Figure 6. Knockdown of ID4 or SOX2 inhibit MB formation.

(A) Diagram of experimental design. (B) Effectiveness of siRNAs in knockdown of ID4, SOX2 and NOTCH1 in hESC media. Western blots were carried out using LIN28 siRNA as a negative control. (C) The 1205Lu cells were treated with the indicated siRNAs, followed by challenge with hESC medium. MB formation was monitored. (D) The1205Lu cells were treated with individual ID4 siRNA, followed by challenge with hESC medium. Cell morphology was monitored after 7 days of culture in hESC media. (E) Western blots were carried out to analyze the effectiveness of individual ID4 siRNA. Lanes: mix, a mix of three siRNAs targeting ID4; con, untreated; 1,2,3, independent siRNAs targeting ID4.

Figure 7. Analysis of defects in MB formation.
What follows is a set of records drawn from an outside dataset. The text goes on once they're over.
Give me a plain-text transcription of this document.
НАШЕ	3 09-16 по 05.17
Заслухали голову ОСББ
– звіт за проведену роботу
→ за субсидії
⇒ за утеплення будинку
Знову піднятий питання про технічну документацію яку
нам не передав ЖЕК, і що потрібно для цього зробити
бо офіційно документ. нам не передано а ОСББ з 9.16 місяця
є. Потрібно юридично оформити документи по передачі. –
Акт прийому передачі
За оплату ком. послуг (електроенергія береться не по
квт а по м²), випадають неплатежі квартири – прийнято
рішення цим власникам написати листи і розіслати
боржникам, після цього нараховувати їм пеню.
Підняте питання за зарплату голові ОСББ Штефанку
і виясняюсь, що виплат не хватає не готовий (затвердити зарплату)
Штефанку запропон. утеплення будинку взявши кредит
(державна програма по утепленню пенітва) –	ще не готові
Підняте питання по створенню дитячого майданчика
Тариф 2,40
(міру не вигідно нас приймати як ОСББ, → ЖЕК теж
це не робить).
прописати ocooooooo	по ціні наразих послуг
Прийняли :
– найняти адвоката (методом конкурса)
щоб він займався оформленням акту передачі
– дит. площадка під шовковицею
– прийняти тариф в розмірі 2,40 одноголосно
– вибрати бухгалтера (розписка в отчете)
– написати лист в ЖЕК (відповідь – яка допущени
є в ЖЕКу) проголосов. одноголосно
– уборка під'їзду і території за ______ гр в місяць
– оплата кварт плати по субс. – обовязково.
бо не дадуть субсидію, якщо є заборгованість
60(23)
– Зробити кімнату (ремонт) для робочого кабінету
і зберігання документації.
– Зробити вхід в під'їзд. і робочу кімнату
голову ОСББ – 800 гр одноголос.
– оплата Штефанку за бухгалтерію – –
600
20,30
(A) Diagram of experimental design. Nuclear DsRed-labeled 1205Lu cells were treated with siRNAs, mixed with untreated GFP-labeled 1205Lu cells, and plated under hESC conditions. (B) Imaging of MB formation. Merged image shows readout of red-green mixed (yellow dashed circle) versus green-only (green dashed circle) MBs. In the phase contrast image, the MBs corresponding to the merged images are indicated (white dashed circle). Right, FACS analysis was used to independently monitor cell growth or survival of green and red cells in hESC medium.

Figure 8. Knockdown of ID4 promotes differentiation of 1205Lu cells.

(A) Diagram of experimental design. (B) Representative images showing differentiation phenotype of 1205Lu cells after ID4 siRNA knockdown, hESC media challenge (five days), and switching to 254 medium (96 hours). (C) Western blot testing of ID4 knockdown using shRNAs delivered by lentivectors. (D) Representative images showing differentiation phenotype of 1205Lu cells after ID4 shRNA knockdown and hESC media challenge. (E) Representative images showing differentiation phenotype after ID4 shRNA delivery to 1205Lu cultures without exposure to hESC medium. Phenotype was enhanced after 96 hours in 254 medium.

Figure 9. Representative images showing differentiation phenotype of 1205Lu cells after ID4 shRNA delivery, followed by growth in 254 medium for 96 hours.

Figure 10. Model for role of ID4 as a differentiation guardian.

Model proposes that melanoma cells can undergo phenotype-switching to acquire stem-like cell features. Growth in hESC media can synchronize this behavior. The proposed role of ID4 as part of the stem cell-like transcriptional signature is to act as a “differentiation guardian” to prevent progression of cancer cells to a more normal differentiated state.